The next day, we struck out for Portland. We haven’t been spending time in the types of places with kids’ museums, so we splurged on a day at OMSI, including their awesome robot exhibit. A little pizza, a little check-up for the van (all good!), and a long morning at Powell’s City of Books, and we headed back towards the coast.
So far, we’d been pretty lucky with waltzing into campgrounds and asking for a site, and Cape Disappointment was no exception. We hiked up the cape to check out the infamous entrance to the Columbia River. No huge waves were breaking over the bar that day, but we were still happy not to be navigating through the shifting sands. The history of the river mouth goes from shipwreck to shipwreck, and as we hiked past the Coast Guard station, we were thankful for all the work that’s gone into making it safe for boats like Milou.
In my mind, I consider Olympia National Park to be remote and rarely visited—because it’s so far from Wisconsin, and I’d never been there. Obviously, that is insane. Thinking we could squeeze into Kalaloch campground, right on the ocean, we pulled in optimistically around noon; the campsite is one of the few in the park that takes reservations, and it was packed. South Beach campground was not so much to our liking, so we reverted to our original plan of spending two nights in the Hoh Rain Forest, and hoped for clear weather.

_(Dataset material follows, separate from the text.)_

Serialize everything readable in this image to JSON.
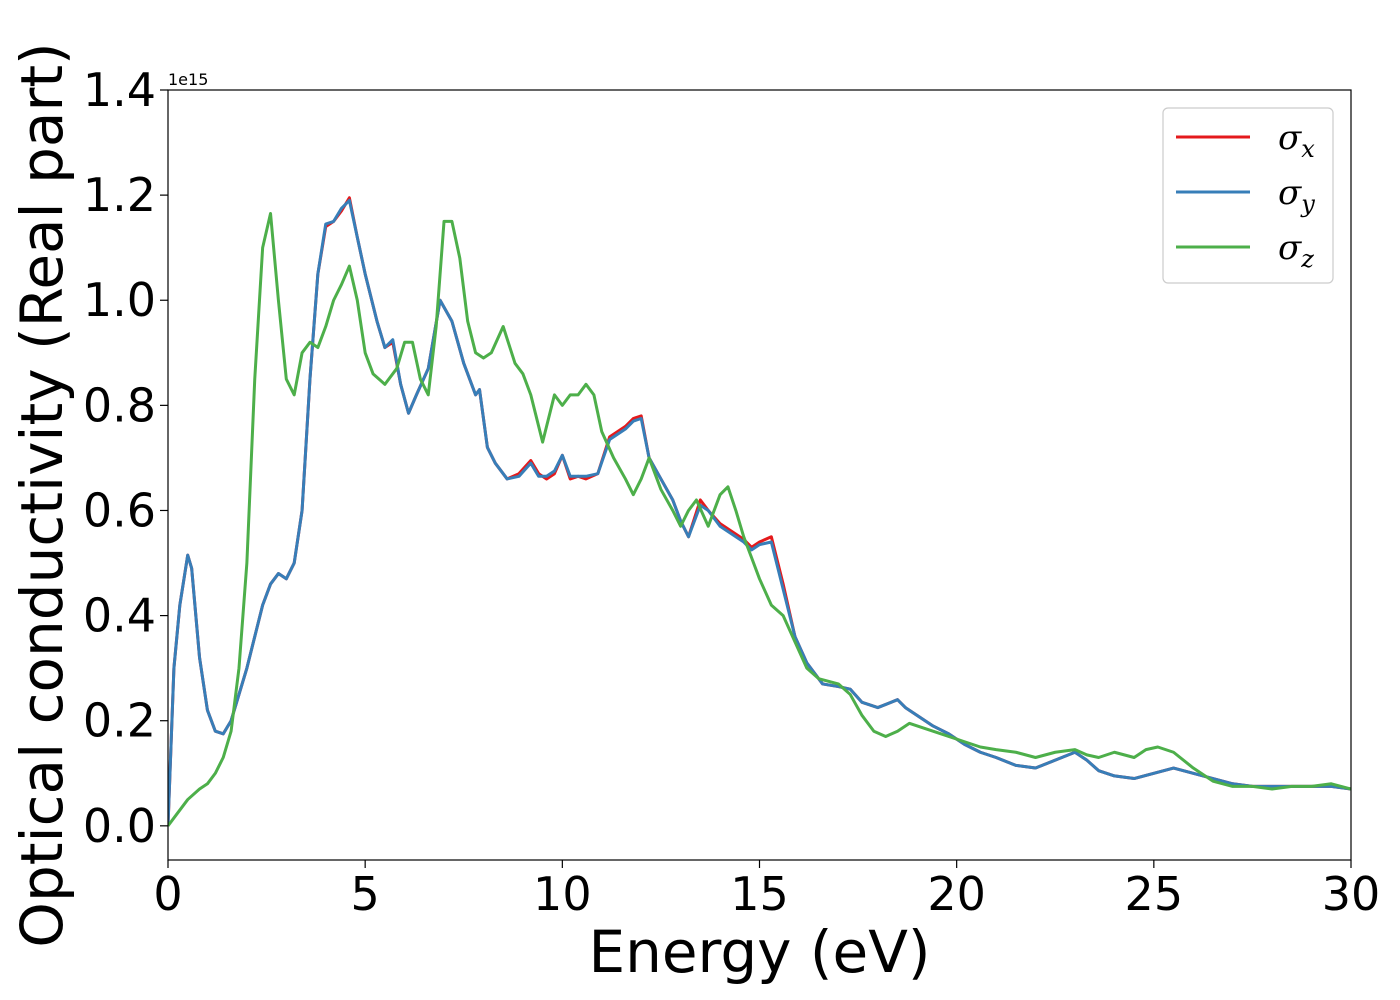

We lucked out; our time in the Hoh was marked by clear skies and warmer temps than on the coast. We hiked through trees dripping with moss, and checked out the tide pools at Ruby Beach—a big contrast to the coastal conditions of Baja.
We’ve been back in the US for three whole weeks now, so we feel it’s time to leave the country again. We’re off to see friends in Victoria, BC, for a few days. We suspect clearing into Canada will be more complicated than when we were cruising the North Channel of Lake Huron, which required only a call from a phone booth.